By Himendra Kumar
Vinay Luthra is out of a job -- and quite happy about it. Soon after his premature retirement from the government-owned State Bank of India, where he was an assistant manager for more than seven years, 37-year-old Luthra has three job offers from foreign banks. They're dangling a salary nearly four times what his last job paid. The positions come with perks like company-subsidized housing, two weeks of all-expenses-paid annual vacation, and professional growth, something he could not dream of with the State Bank job. "I decided to quit because I was stagnating and getting frustrated over the last three years," he says. "But I wasn't a risk taker, so I stuck with the job."
Luthra is among the 53,100 officers of the State Bank's 204,000-strong management-level workforce who are opting out through voluntary retirement. Behind the departures is the Indian government's decision in January to begin a massive restructuring of 19 state-owned banks, with a generous $1.6 billion voluntary-retirement scheme for bank officers. The Indian Banks' Assn., which framed the buyout program for the government, hoped to reduce the state institutions' staff of 874,000 by about 10% when the scheme closed on Mar. 31, 2001.
SCRAMBLING TO COMPETE.
However, an alarmingly high 22% of the public-sector banks' workforce have opted to leave.

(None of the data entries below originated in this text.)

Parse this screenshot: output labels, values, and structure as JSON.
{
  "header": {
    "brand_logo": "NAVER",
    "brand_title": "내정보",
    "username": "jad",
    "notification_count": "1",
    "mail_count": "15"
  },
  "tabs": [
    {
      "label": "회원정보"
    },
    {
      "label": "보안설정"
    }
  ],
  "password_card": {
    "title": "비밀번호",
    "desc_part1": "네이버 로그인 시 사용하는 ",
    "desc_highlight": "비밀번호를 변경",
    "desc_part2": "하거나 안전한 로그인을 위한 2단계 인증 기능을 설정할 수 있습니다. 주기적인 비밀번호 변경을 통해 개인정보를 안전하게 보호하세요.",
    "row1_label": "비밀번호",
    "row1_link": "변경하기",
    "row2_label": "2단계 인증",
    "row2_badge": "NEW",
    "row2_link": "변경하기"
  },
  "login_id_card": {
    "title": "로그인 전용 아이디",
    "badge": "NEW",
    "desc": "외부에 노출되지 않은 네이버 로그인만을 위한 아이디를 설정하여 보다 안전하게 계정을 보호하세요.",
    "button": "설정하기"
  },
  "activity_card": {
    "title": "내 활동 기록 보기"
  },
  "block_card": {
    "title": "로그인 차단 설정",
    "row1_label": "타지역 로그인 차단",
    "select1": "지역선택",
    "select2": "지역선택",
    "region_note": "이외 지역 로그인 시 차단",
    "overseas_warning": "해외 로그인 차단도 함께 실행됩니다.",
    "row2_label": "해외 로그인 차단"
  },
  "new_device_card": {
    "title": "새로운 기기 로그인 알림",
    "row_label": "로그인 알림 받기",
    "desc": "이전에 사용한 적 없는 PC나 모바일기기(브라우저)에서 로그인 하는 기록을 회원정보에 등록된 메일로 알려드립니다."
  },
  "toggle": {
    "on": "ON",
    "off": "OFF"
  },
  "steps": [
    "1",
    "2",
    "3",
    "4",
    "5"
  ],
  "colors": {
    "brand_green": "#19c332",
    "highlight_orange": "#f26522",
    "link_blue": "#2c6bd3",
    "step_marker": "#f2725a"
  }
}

Judging by the warm response, the institutions risk being crippled by the loss of many of their best employees.
These banks once dominated India with an estimated $18 billion in assets. But since 1991, when the government opened banking to private players, many technology-savvy new private and foreign competitors have entered the market. Hampered by loads of bad loans, outdated technology, and payrolls bloated by political patronage, the state banks can't compete with these nimble rivals. The public-sector outfits' market share has dropped from 100% to 80% in just seven years. Hence, the rescue operation was launched.
But the government's offer of $15,000 to $17,000 per departing employee was hugely attractive, since execs' annual income of $4,400 to $4,800 is well below the $11,500 to $24,000 that private banks offer. "We would rather quit. Most of us are young enough to start life afresh in the private sector," says Raj Hans Gupta, a middle-ranking State Bank official who has already put in his papers.
Alarmed by the rush to the exit, India's state banks are putting together survival plans of their own, beyond the government's requirements. Some are extending their hours to make banking more convenient for their customers. And the state-run Punjab National Bank is planning to trim its interest rate on housing and car loans by 150 and 200 basis points, respectively. The bank has also simplified its lending procedure with fewer forms to fill out and fewer prying questions. "Intense competition has put pressure on interest spreads, forcing banks to earn more through noninterest income," says N.S. Gujral, executive director of the state-owned Corporation Bank.
It's not that the Indian banks are all bad. Being in business a long time has given them some major strengths over their newer rivals that they can build up on. They have nurtured long-standing customer relationships, cultivating loyal clients. Despite some inefficiencies, the customers would not leave the comfort of a branch manager who knows their needs well.
Anand Vashi, a top tax consultant for large companies in Bombay, says he wouldn't defect from the Bank of India, where he has banked for 40 years, for all the fancy offerings of private banks. He says he prefers the state banks' "personalized service vs. the impersonal services I get from the foreign banks who forget about me once I give them my account."
But the state banks won't survive if they don't change. Even Indian central bank Governor Bimal Jalan admits that the banks' bad loans are a major problem. "No bank can survive long-term with such high bad loans. India's banking system has suffered mainly due to the banks' mismanagement of funds," he says. Gross nonperforming assets of the country's banking system, dominated by state-run institutions, totaled nearly $14 billion at the end of last year.
The situation isn't all of the banks' making. They have been hobbled by socialist laws that force them to lend 40% of their portfolios to rural areas, where loan repayment hovers at an abysmally low rate of 33% to 39%. Largely because patronage jobs have swelled their staff, Indian public-sector banks spend close to 18% of their income on labor, against a global average of 7% to 9%.
The winners will be Indian consumers -- and, of course, the private banks. Private players such as ICICI Bank and foreign entrants like Bank of America say they've been deluged with job inquiries and applications from state bank staff. But says Gurpreet Singh, an ICICI Bank assistant manager: "We cannot possibly take everyone. We will pick and choose the best talent available." That's music to the ears of Indian consumers. They'll soon be laughing all the way to the bank.